Over at In the Middle, Karl says that one of his “least favorite questions” is to be asked if he’s read all the books on his bookshelves. (And Jeffrey follows up that post with a series of pictures of readers’ bookshelves — he’s asking for contributions — including one belonging to yours truly. So far everyone has a copy of Getting Medieval, but only I have a Quentin Tarantino action figure.) Anyway, back to Karl’s post. He concludes the post this way:
If you’re in a talkative mood, let’s talk about the least favorite questions we get as readers and/or academics. If you’re feeling generous or humane, turn off the irritation and wonder at the questions. Do what you do best and
I don’t mean to hijack his idea and bring it over here, but the conversation over there has taken a different kind of turn. (Given that it was inspired by the documentary Derrida, that’s not really surprising!) So I thought I’d post my response here, especially since mine’s not a simple one-liner.

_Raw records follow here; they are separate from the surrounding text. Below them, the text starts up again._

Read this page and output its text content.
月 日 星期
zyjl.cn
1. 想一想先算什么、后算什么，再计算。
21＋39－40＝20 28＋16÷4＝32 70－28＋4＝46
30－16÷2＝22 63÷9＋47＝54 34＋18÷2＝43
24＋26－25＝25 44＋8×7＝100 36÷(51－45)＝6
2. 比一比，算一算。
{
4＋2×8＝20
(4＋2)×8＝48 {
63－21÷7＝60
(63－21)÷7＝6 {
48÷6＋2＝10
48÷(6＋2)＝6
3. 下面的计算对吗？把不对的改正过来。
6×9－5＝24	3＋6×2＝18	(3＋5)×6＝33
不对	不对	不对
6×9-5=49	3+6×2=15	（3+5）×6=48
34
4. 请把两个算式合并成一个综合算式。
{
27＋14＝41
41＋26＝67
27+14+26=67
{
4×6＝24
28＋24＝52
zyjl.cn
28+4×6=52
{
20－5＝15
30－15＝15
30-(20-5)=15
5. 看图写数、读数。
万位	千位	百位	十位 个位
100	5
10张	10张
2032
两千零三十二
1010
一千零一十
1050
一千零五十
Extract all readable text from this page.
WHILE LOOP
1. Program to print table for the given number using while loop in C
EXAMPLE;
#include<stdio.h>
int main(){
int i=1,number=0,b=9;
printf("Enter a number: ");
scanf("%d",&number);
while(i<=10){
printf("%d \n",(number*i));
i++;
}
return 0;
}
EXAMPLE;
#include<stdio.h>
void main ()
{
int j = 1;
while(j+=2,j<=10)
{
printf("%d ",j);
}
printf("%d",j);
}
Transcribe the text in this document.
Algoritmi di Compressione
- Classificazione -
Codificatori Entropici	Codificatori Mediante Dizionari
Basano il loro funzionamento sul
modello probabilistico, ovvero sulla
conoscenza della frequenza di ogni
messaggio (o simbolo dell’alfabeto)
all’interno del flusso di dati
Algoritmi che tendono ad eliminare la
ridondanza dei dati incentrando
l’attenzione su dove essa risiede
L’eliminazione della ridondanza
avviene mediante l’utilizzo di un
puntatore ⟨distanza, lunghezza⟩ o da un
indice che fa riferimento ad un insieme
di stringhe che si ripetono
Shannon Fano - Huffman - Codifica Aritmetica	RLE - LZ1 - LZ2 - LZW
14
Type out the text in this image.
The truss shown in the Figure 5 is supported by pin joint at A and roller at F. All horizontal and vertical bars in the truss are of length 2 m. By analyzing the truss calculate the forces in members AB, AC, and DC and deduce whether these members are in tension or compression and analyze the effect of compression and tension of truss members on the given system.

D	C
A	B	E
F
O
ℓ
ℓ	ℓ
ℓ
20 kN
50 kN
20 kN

One commenter mentioned that he hates getting asked for book recommendations, and I have to concur that that’s a problematic one for me, too. It fills me with dread and anxiety, because I assume the person wants a good contemporary novel and I have to say I haven’t read as many of those as I’d like. (I still have The Amazing Adventures of Kavalier and Clay sitting forlornly on my shelf waiting for me to turn back to it. It calls to me every summer and says, “You know you want to! At least I’m not as long as a Pynchon novel! And I’m a whole lot more lovable!”) But I do read a lot of hard boiled detective fiction and historical mysteries, so if they like anything in the mystery genre, I can recommend something. If not, I’m stuck. (Although I did read The Nanny Diaries on a plane once and found it quite charming. Really!)
So that question throws me for a loop. And can I tell you, it’s especially NOT the question I want to answer when I’m getting my annual exam at the gynecologist’s office. Seriously. (Hm, maybe I should have suggested she pick up a copy of the latest issue of Speculum. Hahahahaha! OK, dumb medievalist joke. Apologies to the non-medievalists out there.)
But the questions that really, really, really perplex me are the ones that I get because I’m a medievalist — the ones that start with popular misinformation about the Middle Ages and base the whole point of the question on those false assumptions. It’s the “where do I start with that?” question. I got one of those at the talk I gave last week. It started with, “I’d always learned that the reason that nothing changed for centuries in the Middle Ages was because [insert something about the Church here, of course], and so….” At that point, I nearly started to panic, thinking, “Oh god, where do I start with how wrong that is?” But it turned out that what he was actually asking (the “and so” part) was something more concrete and local and provided a “teaching moment” about the differences between popular topics for sermons and actual lived lives. The rest of his question is what I answered, ignoring that introduction — or actually, completely rewriting the assumptions of the first part productively. So that one I could handle.
But often, they come with so many things wrong with them, I don’t know where to start. It’s one thing if you’re in the classroom — or people are there to hear you speak about your field of expertise — but if it’s the guy sitting next to you in the plane, it’s really hard to walk that line between cheerful, “Actually, I’m delighted to be able to tell you that that’s actually a myth/misperception” and coming across as a pedantic asshole. Most of the time I think I do the former, but it takes such work and fills me with such angst. Which is not to say that I mind the questions — heck, I once convinced a guy on a plane of the value of studying the past and of the liberal arts in the general, so it’s all worth it — but once in a while I wish I didn’t have to be “on” all the time. At least it beats the response many of us in English get — the “Oh, I better watch my grammar around you, then.”
So, I’ll broaden Karl’s question: in your line of work (academic or otherwise) what questions from non-specialists or the general public do you find difficult to deal with and why?